За дальней дымкой находились белые пески и прохладное море, но здесь стояла невыносимая жара, даже в тени деревьев и в доме. Небо утратило синеву, а солнце как будто впитало в себя все частицы влаги. Ветер с моря прекратился; и горы, ясные и уединенные, отражали жгучие лучи солнца. Обычно неугомонный пес лежал, тяжело дыша, словно его сердце готово было разорваться от невообразимой жары. Стояли безоблачные летние дни, неделя за неделей, много месяцев подряд. Ближние холмы уже не имели того мягкого зеленого тона, который был у них после весенних дождей; выжженные солнцем, они стали теперь коричневыми. Земля сделалась сухой и твердой. Но эти холмы и сейчас были прекрасны, они сверкали на фоне зеленых дубовых деревьев и золотистых стогов сена, а над ними вздымались голые скалы горной цепи.

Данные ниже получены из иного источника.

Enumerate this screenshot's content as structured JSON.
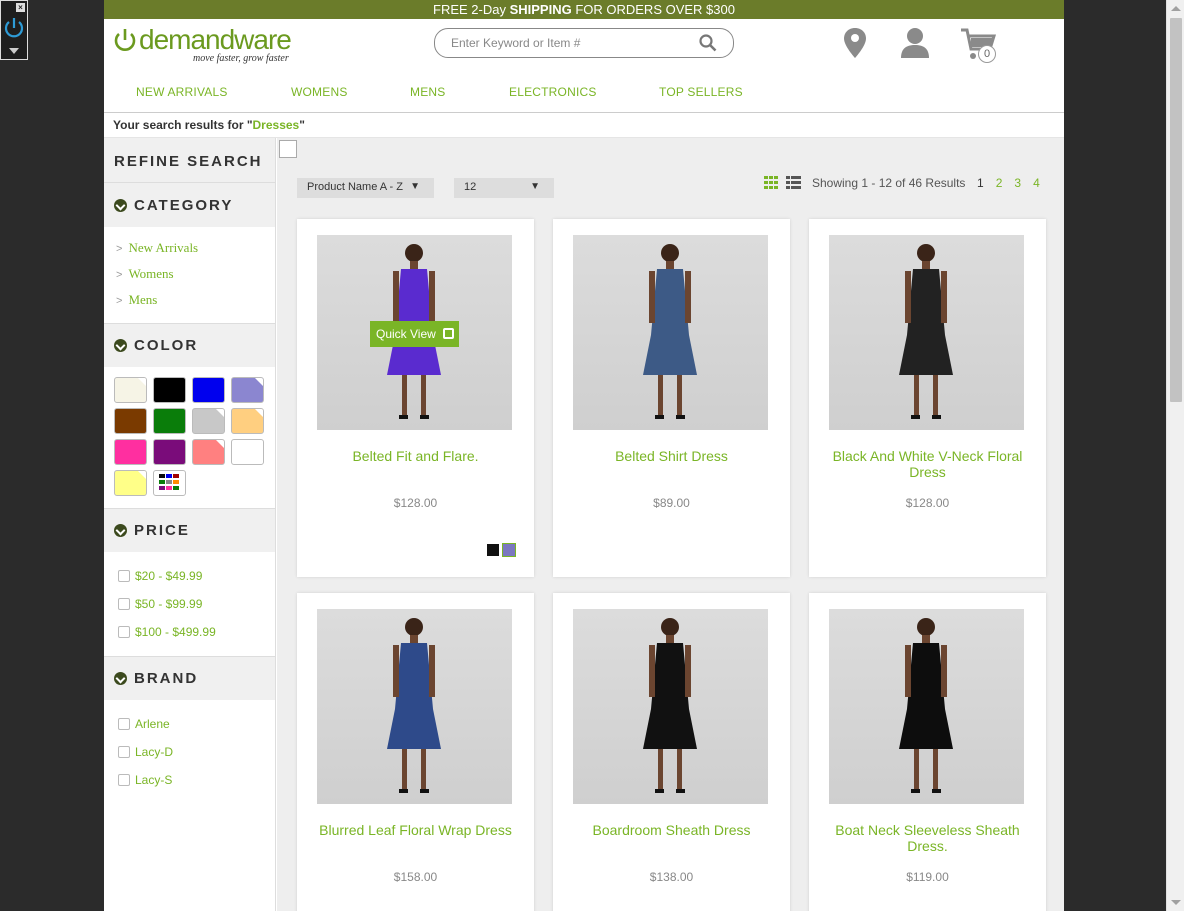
{
  "promo": {
    "prefix": "FREE 2-Day ",
    "bold": "SHIPPING",
    "suffix": " FOR ORDERS OVER $300"
  },
  "logo": {
    "word": "demandware",
    "tagline": "move faster, grow faster"
  },
  "search": {
    "placeholder": "Enter Keyword or Item #"
  },
  "cart": {
    "count": "0"
  },
  "nav": [
    "NEW ARRIVALS",
    "WOMENS",
    "MENS",
    "ELECTRONICS",
    "TOP SELLERS"
  ],
  "results": {
    "prefix": "Your search results for \"",
    "query": "Dresses",
    "suffix": "\""
  },
  "sidebar": {
    "refine_title": "REFINE SEARCH",
    "category": {
      "title": "CATEGORY",
      "items": [
        "New Arrivals",
        "Womens",
        "Mens"
      ]
    },
    "color": {
      "title": "COLOR",
      "swatches": [
        "#f6f4e6",
        "#000000",
        "#0000ee",
        "#8b86d0",
        "#7a3a00",
        "#0a7d0a",
        "#c8c8c8",
        "#ffcf80",
        "#ff2fa0",
        "#7a0c7a",
        "#ff8080",
        "#ffffff",
        "#ffff88",
        "multicolor"
      ]
    },
    "price": {
      "title": "PRICE",
      "items": [
        "$20 - $49.99",
        "$50 - $99.99",
        "$100 - $499.99"
      ]
    },
    "brand": {
      "title": "BRAND",
      "items": [
        "Arlene",
        "Lacy-D",
        "Lacy-S"
      ]
    }
  },
  "toolbar": {
    "sort": "Product Name A - Z",
    "per_page": "12",
    "showing": "Showing 1 - 12 of 46 Results",
    "pages": [
      "1",
      "2",
      "3",
      "4"
    ],
    "current_page": "1"
  },
  "quick_view": "Quick View",
  "products": [
    {
      "name": "Belted Fit and Flare.",
      "price": "$128.00",
      "dress_color": "#5a2bcf",
      "swatches": [
        "#111111",
        "#7b78c0"
      ]
    },
    {
      "name": "Belted Shirt Dress",
      "price": "$89.00",
      "dress_color": "#3d5a86"
    },
    {
      "name": "Black And White V-Neck Floral Dress",
      "price": "$128.00",
      "dress_color": "#222222"
    },
    {
      "name": "Blurred Leaf Floral Wrap Dress",
      "price": "$158.00",
      "dress_color": "#2e4a8a"
    },
    {
      "name": "Boardroom Sheath Dress",
      "price": "$138.00",
      "dress_color": "#111111"
    },
    {
      "name": "Boat Neck Sleeveless Sheath Dress.",
      "price": "$119.00",
      "dress_color": "#0d0d0d"
    }
  ]
}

Тропа, которая вела через предгорья к высоким горам, была пыльная и крутая. Не было никаких ручьев, никакого шума текучих вод. И здесь стояла такая же сильная жара, но в тени отдельных деревьев, разбросанных вдоль высохшего русла реки, ее можно было переносить благодаря легкому бризу, который поднимался из долины в каньон. С этой высоты синева моря была видна на много миль. Было тихо; даже птицы затихли, а синяя сойка, которая только что шумела и с кем-то ссорилась, теперь успокоилась. Вниз по тропинке спускался коричневый олень, внимательный и настороженный; он направлялся к небольшому водоему, сохранившемуся среди высохшего русла потока. Олень бесшумно шел среди скал; его большие уши вздрагивали, а огромные глаза зорко следили за каждым движением в кустах. Он напился воды и был готов лечь в тени, недалеко от водоема, но, должно быть, почувствовал присутствие человека, которого ему не было видно, в беспокойстве спустился вниз и исчез. А как трудно было среди гор наблюдать за койотом, похожим на дикую собаку! Его окраска сливалась с цветом скал, и он старался быть незамеченным. Вам приходилось пристально смотреть на него, однако даже в этом случае он исчезал из виду, и было невозможно снова его увидеть. Хотя вы внимательно глядели, стараясь уловить признак его движений, ничего нельзя было обнаружить. Возможно, он скрылся около водоема. Не так давно в этих предгорьях произошел сильный пожар, и дикие звери ушли; но теперь некоторые из них вернулись. Вот через тропу прошла перепелка с только что вылупившимися цыплятами, их было более дюжины. Она нежно подбадривала их, ведя к густому кусту. Цыплята были похожи на круглые желтовато-серые шарики из мягких перьев. Это были новые пришельцы в наш мир, полный опасностей, жизнедеятельные и очаровательные. Укрывшись под кустом, некоторые из них забрались на спинку матери, но большая часть оставалась под ее охраняющим крылом, отдыхая от усилий при появлении на свет.
Что нас объединяет? Отнюдь не наши потребности, не торговля и крупная индустрия, не банки и церкви, все это лишь идеи и результаты идей. Идеи не соединяют нас вместе. Мы можем объединяться из-за выгоды, необходимости, опасности, ненависти или поклонения, но эти причины и соображения никогда не удерживают нас вместе. Все они должны от нас отпасть, чтобы мы остались одни, сами с собой. В этом уединении присутствует любовь, и эта любовь есть то, что удерживает нас вместе.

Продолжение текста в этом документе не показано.